Sur la demande de sursis à statuer :

Il est soutenu par la société CGV que la société Floradis a versé aux débats un document confidentiel (écran informatique relatif au suivi commercial et comptable de la société Eiffage) qui était irrégulièrement en sa possession, ce qui a justifié une plainte pénale, qui sera prochainement suivie d'une plainte avec constitution de partie civile.

La société Floradis réplique que le document litigieux, qui était régulièrement en sa possession dans le cadre de l'exécution du mandat d'intérêt commun, a été retiré des débats en première instance et n'est pas produit en cause d'appel, ce qui rend la demande de sursis à statuer totalement infondée.

Sur ce

Le tribunal a pris acte du retrait par la société Floradis de sa pièce n° 48, qui n'a pas fait l'objet d'une nouvelle communication en appel, et il n'est justifié ni du sort réservé à la plainte pénale de la société CGV ni du dépôt effectif d'une plainte avec constitution de partie civile.

L'issue de cette plainte, à supposer qu'elle soit toujours en cours d'examen, n'est donc pas de nature à exercer une influence quelconque sur la présente procédure civile.

La demande de sursis à statuer sera par conséquent rejetée.

Sur la demande de production sous astreinte des justificatifs de l'activité professionnelle complémentaire de la société Floradis depuis l'année 2009 :

Soutenant que la société Floradis a exercé pendant l'exécution du contrat d'agent commercial une activité de représentation commerciale au profit d'autres mandants susceptibles de la concurrencer en violation de la clause de non-concurrence contenue dans le contrat du 7 juin 2005, la société CGV sollicite la production sous astreinte des autres contrats d'agent commercial et de tout justificatif de cette activité complémentaire.

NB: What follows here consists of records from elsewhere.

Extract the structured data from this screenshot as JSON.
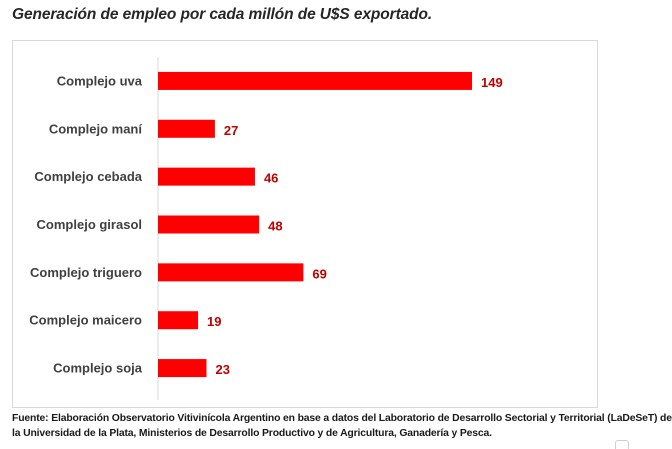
{
  "chart_data": {
    "type": "bar",
    "orientation": "horizontal",
    "title": "Generación de empleo por cada millón de U$S exportado.",
    "xlabel": "",
    "ylabel": "",
    "categories": [
      "Complejo uva",
      "Complejo maní",
      "Complejo cebada",
      "Complejo girasol",
      "Complejo triguero",
      "Complejo maicero",
      "Complejo soja"
    ],
    "values": [
      149,
      27,
      46,
      48,
      69,
      19,
      23
    ],
    "xlim": [
      0,
      149
    ],
    "grid": false,
    "legend": "none",
    "data_labels": true,
    "bar_color": "#ff0000",
    "label_color": "#c00000"
  },
  "source_text": "Fuente: Elaboración Observatorio Vitivinícola Argentino en base a datos del Laboratorio de Desarrollo Sectorial y Territorial (LaDeSeT) de la Universidad de la Plata, Ministerios de Desarrollo Productivo y de Agricultura, Ganadería y Pesca."
}
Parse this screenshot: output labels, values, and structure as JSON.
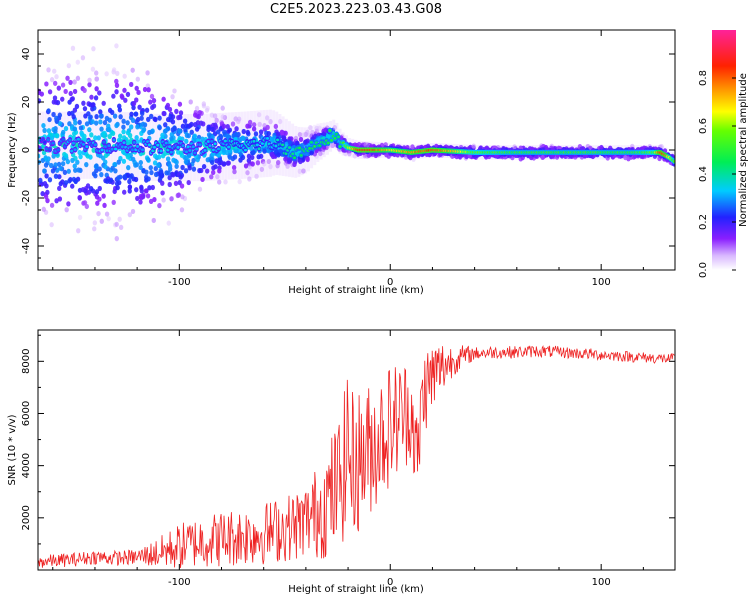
{
  "figure": {
    "title": "C2E5.2023.223.03.43.G08"
  },
  "chart_data": [
    {
      "type": "heatmap",
      "xlabel": "Height of straight line (km)",
      "ylabel": "Frequency (Hz)",
      "xlim": [
        -167,
        135
      ],
      "ylim": [
        -50,
        50
      ],
      "xticks": [
        -100,
        0,
        100
      ],
      "yticks": [
        -40,
        -20,
        0,
        20,
        40
      ],
      "colorbar": {
        "label": "Normalized spectral amplitude",
        "range": [
          0,
          1
        ],
        "ticks": [
          "0.0",
          "0.2",
          "0.4",
          "0.6",
          "0.8"
        ],
        "colormap": "rainbow (white-purple-blue-cyan-green-yellow-orange-red-pink)"
      },
      "ridge": {
        "x": [
          -167,
          -150,
          -130,
          -110,
          -90,
          -70,
          -55,
          -45,
          -40,
          -35,
          -30,
          -27,
          -24,
          -20,
          -15,
          -10,
          0,
          10,
          20,
          40,
          60,
          80,
          100,
          115,
          125,
          128,
          130,
          132,
          135
        ],
        "freq": [
          2,
          2,
          2,
          1,
          1,
          2,
          3,
          -1,
          0,
          3,
          5,
          7,
          3,
          1,
          0,
          0,
          0,
          -1,
          0,
          -1,
          -1,
          -1,
          -1,
          -1,
          -1,
          -1,
          -2,
          -3,
          -5
        ],
        "amplitude": [
          0.25,
          0.3,
          0.3,
          0.32,
          0.3,
          0.35,
          0.35,
          0.45,
          0.45,
          0.45,
          0.45,
          0.5,
          0.45,
          0.6,
          0.85,
          0.85,
          0.7,
          0.75,
          0.85,
          0.55,
          0.5,
          0.5,
          0.5,
          0.5,
          0.55,
          0.85,
          0.8,
          0.65,
          0.5
        ]
      },
      "scatter_spread_hz": {
        "x": [
          -167,
          -120,
          -80,
          -50,
          -20,
          0,
          135
        ],
        "halfwidth": [
          50,
          50,
          20,
          12,
          4,
          3,
          3
        ]
      }
    },
    {
      "type": "line",
      "xlabel": "Height of straight line (km)",
      "ylabel": "SNR (10 * v/v)",
      "xlim": [
        -167,
        135
      ],
      "ylim": [
        0,
        9200
      ],
      "xticks": [
        -100,
        0,
        100
      ],
      "yticks": [
        2000,
        4000,
        6000,
        8000
      ],
      "color": "#ee2222",
      "series": [
        {
          "x": [
            -167,
            -160,
            -150,
            -140,
            -130,
            -120,
            -110,
            -100,
            -90,
            -80,
            -70,
            -60,
            -50,
            -45,
            -40,
            -35,
            -30,
            -25,
            -21,
            -20,
            -19,
            -15,
            -10,
            -5,
            0,
            5,
            10,
            13,
            15,
            17,
            20,
            25,
            30,
            35,
            40,
            50,
            60,
            70,
            80,
            90,
            100,
            110,
            120,
            130,
            135
          ],
          "y": [
            300,
            350,
            400,
            500,
            450,
            500,
            650,
            900,
            1100,
            1200,
            1300,
            1400,
            1600,
            1700,
            1900,
            2200,
            2600,
            3200,
            4200,
            5500,
            4000,
            4200,
            4600,
            5100,
            5600,
            5900,
            6200,
            4000,
            6600,
            7000,
            7400,
            7800,
            8050,
            8200,
            8300,
            8350,
            8350,
            8400,
            8350,
            8300,
            8250,
            8200,
            8150,
            8100,
            8100
          ]
        }
      ],
      "noise": {
        "x": [
          -167,
          -120,
          -100,
          -80,
          -60,
          -40,
          -30,
          -20,
          -10,
          0,
          10,
          20,
          30,
          40,
          135
        ],
        "amp": [
          250,
          300,
          900,
          1100,
          1200,
          1400,
          2200,
          3000,
          2600,
          2400,
          2000,
          1500,
          600,
          250,
          200
        ]
      }
    }
  ]
}
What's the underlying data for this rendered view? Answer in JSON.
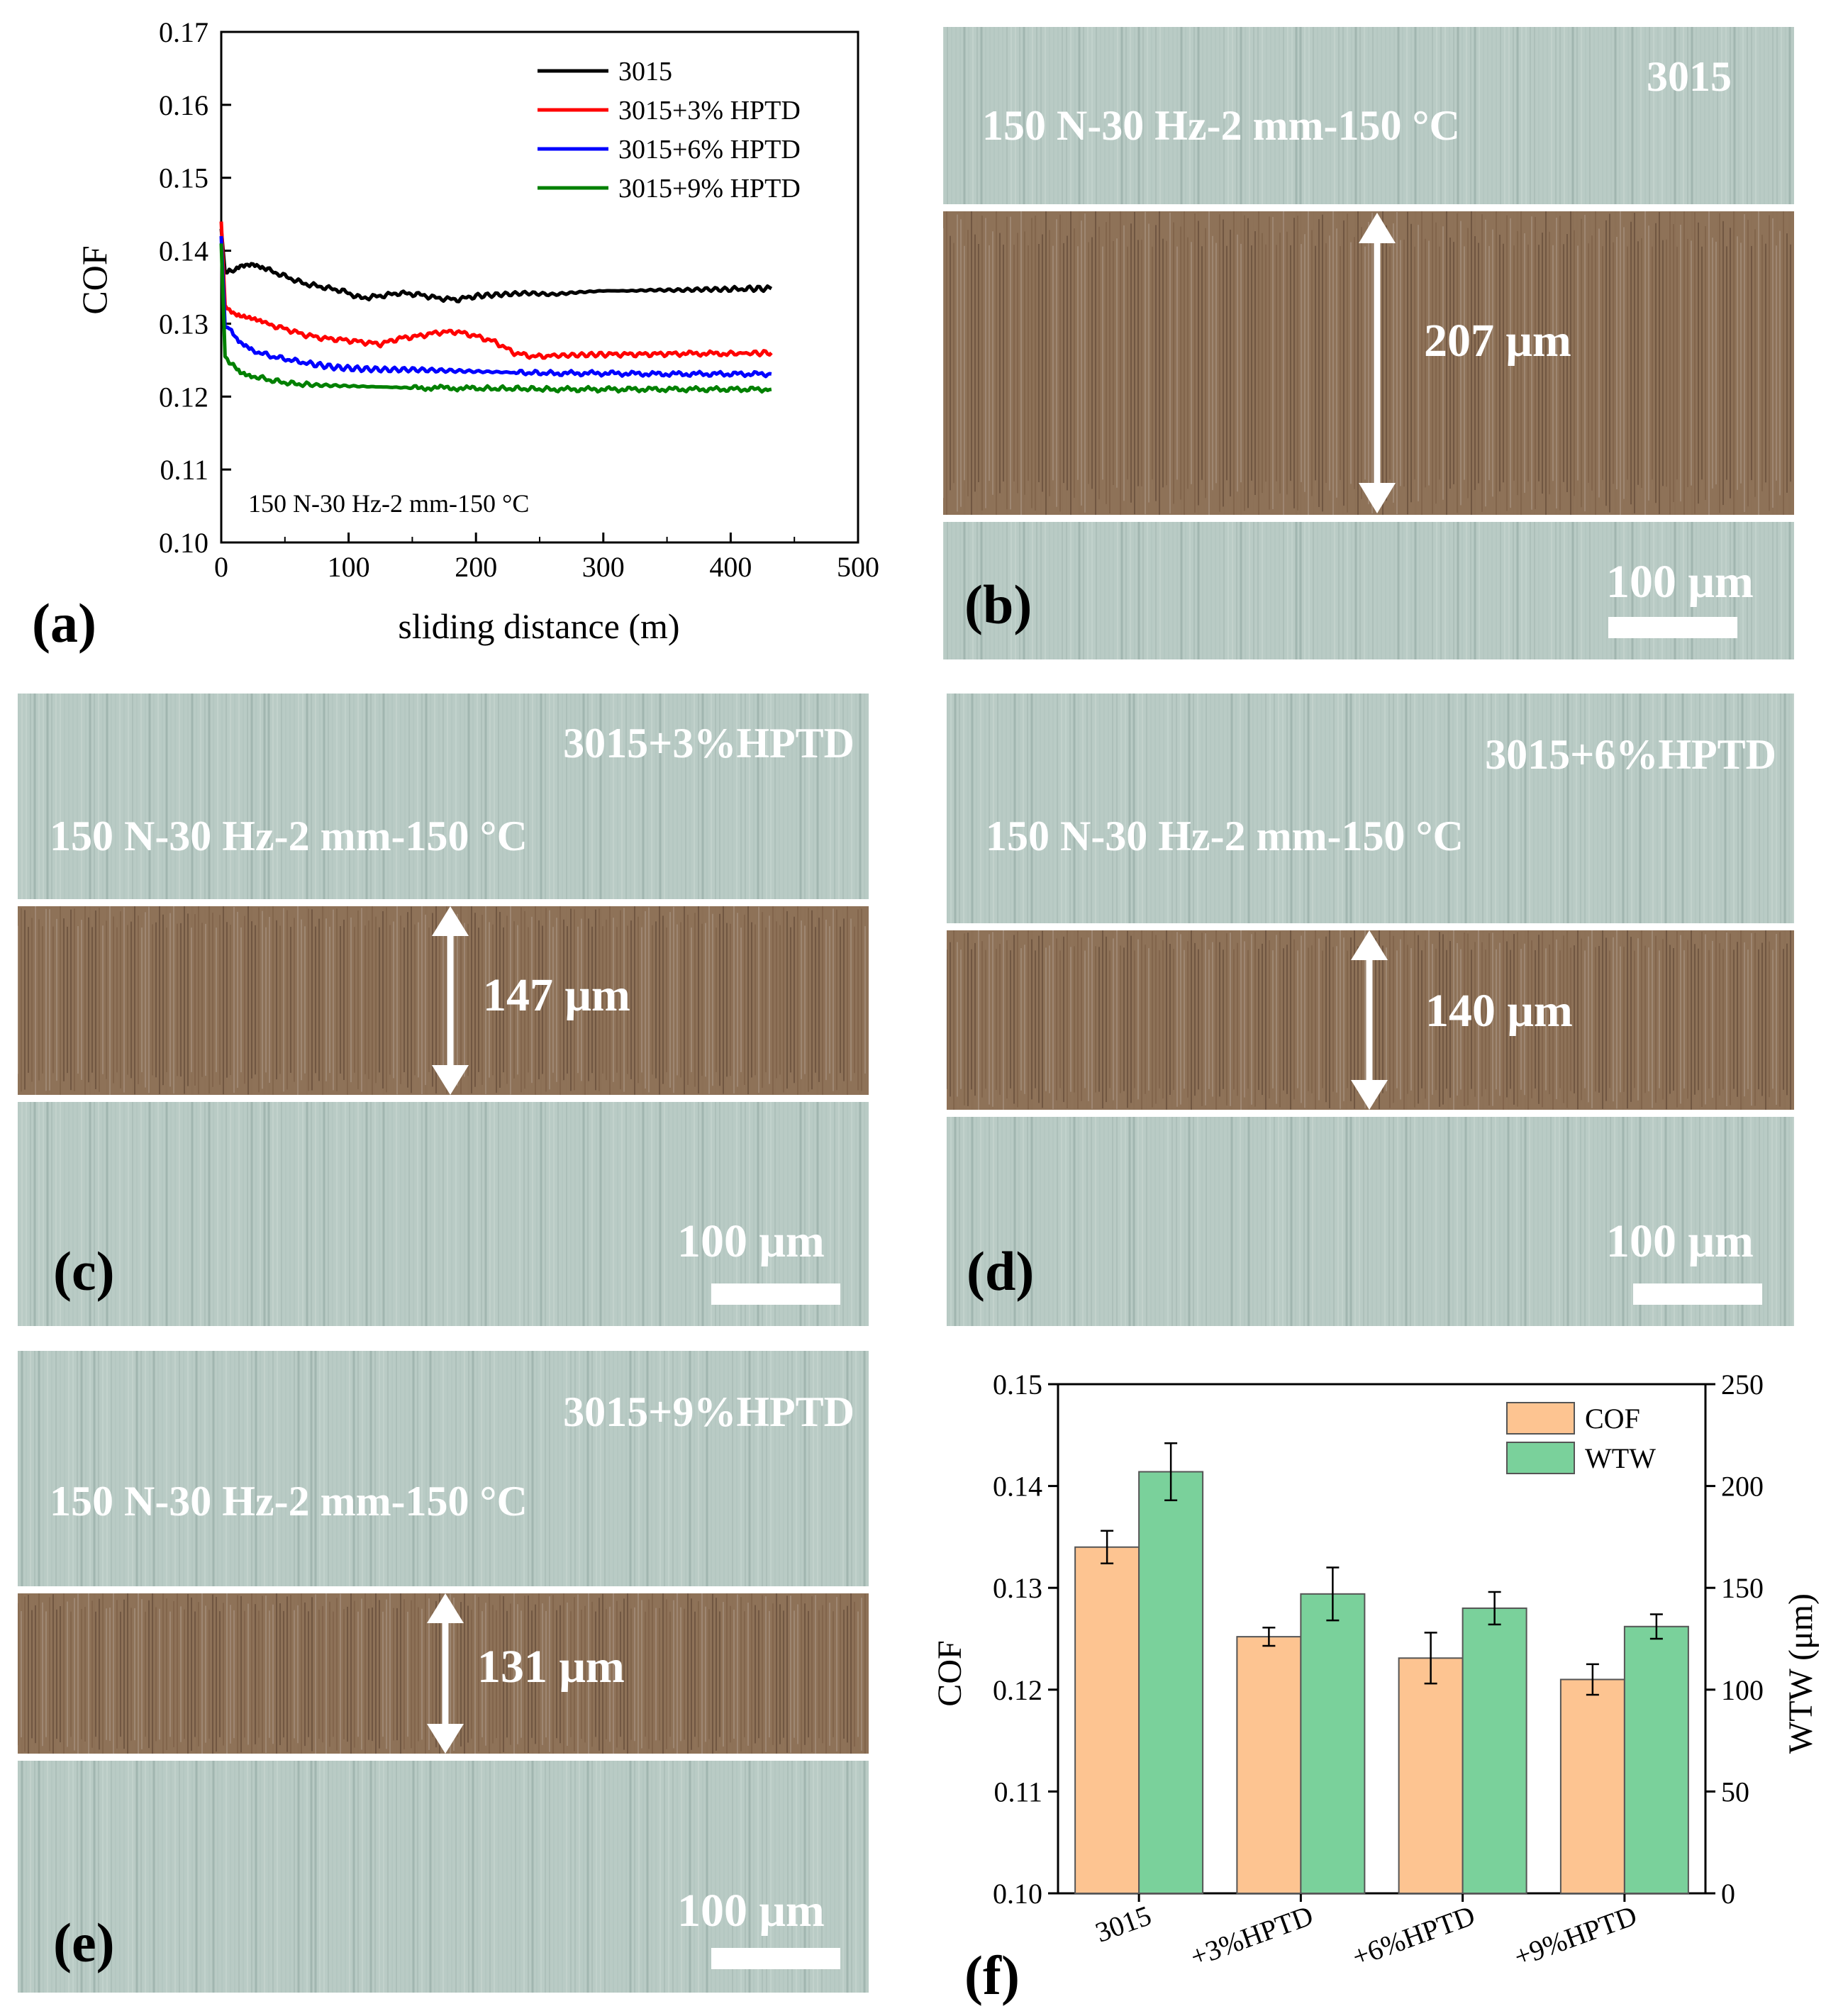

Pour exiger cette production, dont notamment le grand livre comptable de l'agent commercial, elle se fonde notamment sur l'existence d'un excédent de chiffre d 'affaires par rapport au commissionnement dû en exécution du contrat d'agent commercial, sur les comptes rendus de gérance de la société Floradis, ainsi que sur le fait que celle-ci aurait continué à travailler avec ses anciens clients.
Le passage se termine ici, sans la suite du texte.